This season Simons explores the culture of drugs – here, Jack Moss unpicks the show
- TextJack Moss
Last night in New York, Raf Simons staged his A/W18 show amidst a re-imagining of Bacchanalia, the boozy Roman festival that pays ode to ancient Rome’s god of wine, Bacchus – here, marked with half empty champagne bottles and glasses, twists of lemon peel, bread, cheese, waffles and drooping bunches of flowers, like those of the Flemish masters.
The collection itself, however, found more current inspirations – namely, the streets of 1970s Berlin and Christiane F., the German actress and musician notorious for the tape-recorded testimonial of her youth, used as the basis for the book Wir Kinder vom Bahnhof Zoo, a cautionary tale of her own heroin addiction, which began when she was just 13 years old.
In 1981, that book became a movie of the same name directed by Uli Edel, a film that has been a longtime fascination for Simons since he saw it as a teen – his Belgian company, Detlef BVBA, is named after one of the characters, and his A/W01 collection, Riot, Riot, Riot saw the film’s posters printed across torn-up hoodies and camouflage bomber jackets. For A/W18, almost two decades after this, he returned to that imagery for a collection entitled Youth in Motion.
Photographs of the film’s protagonists were printed across t-shirts and hoodies, as well as on patches, sewn on to the knees of jeans, and the chemically-altered states of the character’s set the tone – one hoody, open at the sides to reveal the model’s body beneath, was simply printed with “DRUGS”, a reference to the prescriptive covers of the 2016 reprint of Glenn O’Brien and Cookie Mueller’s 1984 tragi-comic play Drugs. In keeping, more patches – these ones reading LSD, XTC and GHB, like squares from a periodic table.

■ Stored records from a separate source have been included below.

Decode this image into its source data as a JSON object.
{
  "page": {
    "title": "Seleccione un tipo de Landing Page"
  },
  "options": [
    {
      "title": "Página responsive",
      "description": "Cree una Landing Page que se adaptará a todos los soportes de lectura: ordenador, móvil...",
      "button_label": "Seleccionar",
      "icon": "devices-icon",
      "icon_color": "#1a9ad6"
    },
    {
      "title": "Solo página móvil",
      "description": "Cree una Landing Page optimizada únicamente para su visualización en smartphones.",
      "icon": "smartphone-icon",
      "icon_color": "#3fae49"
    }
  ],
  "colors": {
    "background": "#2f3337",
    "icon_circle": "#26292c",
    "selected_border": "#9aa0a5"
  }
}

Colours were, for the most part, rave bright – pink, yellow, blue – their appeal heightened in their satin fabrication, a material that dominated, whether used for skinny cargo trousers, or as the lining of more sober outerwear. That outerwear, and the suit jackets, in houndstooth or melton wool, came up big on the shoulders, giving a top-heavy silhouette. Half-jumpers hung by just the neck, some decorated with blown-up Argyll knits, whilst fetish-y vinyl gloves suggested a warped sort of glamour, recalling his Perspex-heeled boots, in the same glossy fabric, for Dior’s Spring 2015 Haute Couture collection.
So was this a cautionary tale or a celebration of the seductiveness of illicit substances? A bit of both – in the release Simons clarified that the show sought to neither: “glorify nor condone the culture(s) of drugs,” seeking instead to “consider the persistent, almost ubiquitous presence of narcotics (prescribed or otherwise) within our society.” He noted that sales would go towards helping people beat addiction. He lives in America now, and there, an opioid epidemic is ravaging whole communities – and killing 91 citizens a day.
That said, Simons’ A/W18 collection had a seductive air, which may be less about the appeal of the substances themselves, rather the imagery that surrounds it – and fashion’s long-time fascination with the gritty glamour of addiction. In a less adept designer’s hands, a collection based on a film about teenage heroin addicts could seem clunky. But here, served up as a sort of damned decadence, like the final hours of a party, the collection was less cheap thrill, more part of an on-going dialogue with the complex, divided nation he now calls home.